In the process, it almost flopped over on it's side. As it was tipping all the jack stands forward, the jack I was using didn't move so it wound up directly under the oil pan right behind the harmonic balancer and tipped the rig over to the side just about going over until it slipped off the jack and let the rig fall back flat.
I now have 8 big D ring trailer tie downs bolted to the concrete and we do not get under a rig until it is strapped down to the concrete and can't possible tip over. Be safe, be aware, and know if it can go wrong, it will. I'm lucky to have not even gotten a scratch twice. I should have learned the first time. Don't be like me.

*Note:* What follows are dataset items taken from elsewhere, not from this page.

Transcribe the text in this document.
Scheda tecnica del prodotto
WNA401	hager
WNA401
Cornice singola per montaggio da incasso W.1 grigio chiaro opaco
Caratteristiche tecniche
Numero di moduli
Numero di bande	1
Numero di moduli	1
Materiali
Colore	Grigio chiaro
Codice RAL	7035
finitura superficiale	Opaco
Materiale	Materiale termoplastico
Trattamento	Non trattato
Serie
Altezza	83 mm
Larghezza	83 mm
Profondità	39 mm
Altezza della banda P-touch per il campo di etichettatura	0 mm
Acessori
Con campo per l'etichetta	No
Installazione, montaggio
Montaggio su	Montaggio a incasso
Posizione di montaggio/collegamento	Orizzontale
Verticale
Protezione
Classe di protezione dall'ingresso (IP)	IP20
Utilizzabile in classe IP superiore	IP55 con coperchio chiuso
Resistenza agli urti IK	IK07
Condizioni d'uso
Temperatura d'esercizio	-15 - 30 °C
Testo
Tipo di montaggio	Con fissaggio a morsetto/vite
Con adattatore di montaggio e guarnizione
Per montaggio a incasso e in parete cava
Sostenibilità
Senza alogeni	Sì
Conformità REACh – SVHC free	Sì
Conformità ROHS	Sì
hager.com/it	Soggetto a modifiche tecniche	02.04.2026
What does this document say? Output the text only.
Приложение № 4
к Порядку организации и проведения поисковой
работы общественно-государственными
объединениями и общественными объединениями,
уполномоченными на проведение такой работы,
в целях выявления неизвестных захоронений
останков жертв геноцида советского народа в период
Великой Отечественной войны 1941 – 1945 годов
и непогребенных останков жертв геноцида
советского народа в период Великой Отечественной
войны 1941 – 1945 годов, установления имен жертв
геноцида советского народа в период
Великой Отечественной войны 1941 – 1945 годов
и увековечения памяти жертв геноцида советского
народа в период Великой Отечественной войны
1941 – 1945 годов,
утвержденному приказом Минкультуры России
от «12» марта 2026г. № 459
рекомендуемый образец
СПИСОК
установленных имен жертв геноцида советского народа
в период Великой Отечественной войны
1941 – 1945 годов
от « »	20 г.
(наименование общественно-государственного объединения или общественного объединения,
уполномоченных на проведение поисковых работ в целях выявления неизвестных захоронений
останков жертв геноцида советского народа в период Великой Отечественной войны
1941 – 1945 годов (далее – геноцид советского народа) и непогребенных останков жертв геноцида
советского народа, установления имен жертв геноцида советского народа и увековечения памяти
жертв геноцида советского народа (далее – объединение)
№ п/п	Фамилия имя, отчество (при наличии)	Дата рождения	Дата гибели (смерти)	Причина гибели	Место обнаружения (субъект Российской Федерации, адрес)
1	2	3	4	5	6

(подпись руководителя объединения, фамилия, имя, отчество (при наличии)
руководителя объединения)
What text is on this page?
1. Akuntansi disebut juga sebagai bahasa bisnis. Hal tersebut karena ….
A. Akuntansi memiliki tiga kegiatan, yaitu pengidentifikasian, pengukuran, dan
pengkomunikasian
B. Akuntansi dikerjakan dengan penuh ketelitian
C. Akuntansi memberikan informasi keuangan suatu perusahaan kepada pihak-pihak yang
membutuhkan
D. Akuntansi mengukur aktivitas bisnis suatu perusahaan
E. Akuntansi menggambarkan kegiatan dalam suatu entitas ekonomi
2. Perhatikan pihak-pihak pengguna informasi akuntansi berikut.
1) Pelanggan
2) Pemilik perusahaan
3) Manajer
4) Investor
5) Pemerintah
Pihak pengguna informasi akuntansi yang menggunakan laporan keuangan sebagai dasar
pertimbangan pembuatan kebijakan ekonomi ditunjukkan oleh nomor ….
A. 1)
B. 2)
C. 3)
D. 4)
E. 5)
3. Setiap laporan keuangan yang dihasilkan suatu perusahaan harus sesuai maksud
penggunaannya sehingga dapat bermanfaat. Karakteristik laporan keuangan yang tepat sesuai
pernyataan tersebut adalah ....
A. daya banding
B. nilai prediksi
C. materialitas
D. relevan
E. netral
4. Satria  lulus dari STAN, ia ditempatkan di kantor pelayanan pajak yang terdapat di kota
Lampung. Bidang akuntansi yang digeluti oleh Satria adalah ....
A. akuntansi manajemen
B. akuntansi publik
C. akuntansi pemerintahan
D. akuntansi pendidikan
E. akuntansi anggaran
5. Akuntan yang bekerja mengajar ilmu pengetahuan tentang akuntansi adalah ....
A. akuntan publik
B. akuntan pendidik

Pay close attention to floor jack basics. The lifting arm moves in a radius. That means when you are raising the rig, if the jack can not roll, the lifting arm will move the rig instead of the jack rolling under the load and keep the load roughly stationary.
That means if one of the jack wheels hits a small chunk of metal, a nut, or just gravel or debris, it won't roll. That is very dangerous if you have a jack stand under one side and are lifting the other to place another stand because the jack will pull the rig and tip over the first stand and drop the whole mess. Not bad if you have the tires on and a way to move out of harm's way, but with no tires on, it can get dangerous quickly. Pay attention and watch the rig and the jack at the same time so the jack is moving the way it is supposed to and only moving the load up.
If you are lifting the rig by the axles with stands under the frame, be aware that the axle moves sideways as it comes up. Put smaller stands under the axle, jack it up a few inches, set it on the stands and release the jack. That will let you reposition back under the center of the axle and it won't try to tilt the jack over sideways or tilt the frame sideways off the frame stands.
I have had 2 floor jacks from Harbor Freight for a very long time, one regular lift and one low profile. No problems with either one. Not very expensive and they work just fine. But to be fair, I am not a mechanic so I don't use them every day. When I do need them, they work great.